Mexico and Canada look forward to the ABWG re-joining the overarching CMP meeting in Spring 2013, to be hosted in Mexico.
III – Science and Technology Cooperation:
Both countries were pleased to expand the scope of this year’s CCA agenda to include discussions on potential areas of cooperation in research, science, and technology. As such, AAFC delivered a presentation on the new Science and Technology Branch – an amalgamation of the previous Agri-Environment Service Branch and Research Branch. The new Branch encompasses the full continuum of research, development and technology transfer activities and is organized to engage with stakeholders and deliver services on an ecosystem basis.
Bilateral Opportunities: Science-based exchanges of personnel and the renewal of the 2008 Memorandum of Understanding:
Both countries discussed the renewal of the 2008 MOU between AAFC and Instituto Nacional de Investigaciones Forestales y Agropecuarias (INIFAP) to continue facilitating science-based exchanges of research personnel, and to explore opportunities for scientific and technical cooperation, such as bean research and the exchange of germplasm material on crops such as pulse, corn, and canola. Mexico and Canada agree to hold a videoconference before December 2012 to discuss the renewal of the INIFAP-AAFC MOU and other potential research exchanges. It was also recognized that to ensure successful efforts and results, it will be important to carefully select projects and activities, clarify expected results and timelines, dedicate resources and report on actual results.
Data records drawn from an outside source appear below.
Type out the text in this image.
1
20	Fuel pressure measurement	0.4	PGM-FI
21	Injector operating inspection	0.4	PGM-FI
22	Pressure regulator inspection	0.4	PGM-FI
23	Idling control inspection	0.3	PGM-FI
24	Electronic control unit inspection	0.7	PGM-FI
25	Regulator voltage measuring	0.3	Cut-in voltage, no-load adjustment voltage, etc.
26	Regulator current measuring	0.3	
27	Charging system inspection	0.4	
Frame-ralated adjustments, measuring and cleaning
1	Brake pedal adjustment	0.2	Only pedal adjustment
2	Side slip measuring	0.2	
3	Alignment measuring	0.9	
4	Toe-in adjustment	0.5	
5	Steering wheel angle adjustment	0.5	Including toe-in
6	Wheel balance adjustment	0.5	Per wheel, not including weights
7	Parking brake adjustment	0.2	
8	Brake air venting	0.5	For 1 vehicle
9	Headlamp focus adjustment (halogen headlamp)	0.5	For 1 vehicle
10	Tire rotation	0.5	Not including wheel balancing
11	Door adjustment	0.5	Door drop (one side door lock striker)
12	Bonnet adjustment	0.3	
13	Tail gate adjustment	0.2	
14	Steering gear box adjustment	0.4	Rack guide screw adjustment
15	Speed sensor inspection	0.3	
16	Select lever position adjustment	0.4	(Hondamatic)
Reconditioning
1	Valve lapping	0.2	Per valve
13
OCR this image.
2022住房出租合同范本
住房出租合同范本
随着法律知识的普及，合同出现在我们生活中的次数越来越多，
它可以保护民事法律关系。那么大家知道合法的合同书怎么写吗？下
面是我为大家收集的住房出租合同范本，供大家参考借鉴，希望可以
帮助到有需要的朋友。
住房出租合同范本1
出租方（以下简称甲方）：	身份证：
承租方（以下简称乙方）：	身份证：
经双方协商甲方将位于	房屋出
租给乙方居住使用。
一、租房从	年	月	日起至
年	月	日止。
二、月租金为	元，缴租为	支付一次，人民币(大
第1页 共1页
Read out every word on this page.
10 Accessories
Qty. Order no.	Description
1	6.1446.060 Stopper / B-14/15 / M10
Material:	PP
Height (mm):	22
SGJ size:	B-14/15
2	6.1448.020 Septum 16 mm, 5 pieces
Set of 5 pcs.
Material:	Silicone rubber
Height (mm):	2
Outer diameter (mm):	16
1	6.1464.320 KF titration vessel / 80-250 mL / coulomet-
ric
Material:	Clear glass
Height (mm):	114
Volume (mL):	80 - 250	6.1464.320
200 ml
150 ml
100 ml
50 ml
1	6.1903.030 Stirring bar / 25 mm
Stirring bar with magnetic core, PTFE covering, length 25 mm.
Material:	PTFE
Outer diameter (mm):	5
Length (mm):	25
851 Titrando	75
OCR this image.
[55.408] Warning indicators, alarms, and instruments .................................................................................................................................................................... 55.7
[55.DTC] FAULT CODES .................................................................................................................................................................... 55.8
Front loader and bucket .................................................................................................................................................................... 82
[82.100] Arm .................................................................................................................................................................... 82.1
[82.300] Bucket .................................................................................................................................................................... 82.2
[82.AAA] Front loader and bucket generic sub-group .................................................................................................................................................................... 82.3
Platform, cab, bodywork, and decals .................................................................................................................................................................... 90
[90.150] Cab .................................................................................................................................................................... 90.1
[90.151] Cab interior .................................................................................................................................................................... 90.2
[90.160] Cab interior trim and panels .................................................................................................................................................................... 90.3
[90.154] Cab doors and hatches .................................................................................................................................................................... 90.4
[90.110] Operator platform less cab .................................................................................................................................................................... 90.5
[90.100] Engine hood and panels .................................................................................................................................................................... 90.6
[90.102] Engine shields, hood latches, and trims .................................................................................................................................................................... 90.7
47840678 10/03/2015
Global Research Alliance (GRA) on Agricultural Greenhouse Gases:
Both countries discussed potential areas of cooperation under the GRA in cropland research, livestock research, and inventories and measurement of greenhouse gas emissions. The GRA was recognized as an important new opportunity for multilateral and bilateral collaboration and that the GRA Council meeting recently held in Canada was a successful and productive meeting. It was agreed to look at opportunities for collaboration on greenhouse gas mitigation, production efficiency and resiliency through the process of renewing the AAFC-INIFAP MOU on S&T cooperation.
Mexico and Canada emphasized their continued support for this cooperative program in agricultural research and technology, under the auspice of the Inter-American Institute on Cooperation in Agriculture (IICA). PROCINORTE was recognized as a useful trilateral vehicle for cooperation which parties should utilize to leverage North American resources for maximum mutual benefit.
Canada and Mexico discussed technical collaboration around the G20 Global Agricultural Monitoring Initiative (GEO-GLAM), Joint Experiments for Crop Assessment and Monitoring (JECAM), and the Global Earth Observation System of Systems (GEOSS) in the Americas. Canada and Mexico reinforced the importance of the G20 GEO-GLAM initiative and Mexico undertook to prepare a proposal for collaborative activities between Mexico and Canada. The proposal will be forwarded to Canada’s Ian Jarvis for discussion and follow-up and collaborative activities agreed upon will be included within the framework of the AAFC-INIFAP MOU on S&T.
North American Drought Monitor:
Both countries communicated the importance of understanding the needs of end-users for agricultural climate services and that this understanding should drive investments and future activities and approaches under the North American Drought Monitor. Canada and Mexico agreed to hold separate bilateral discussions to identify key contacts and explore collaborative opportunities on drought monitoring.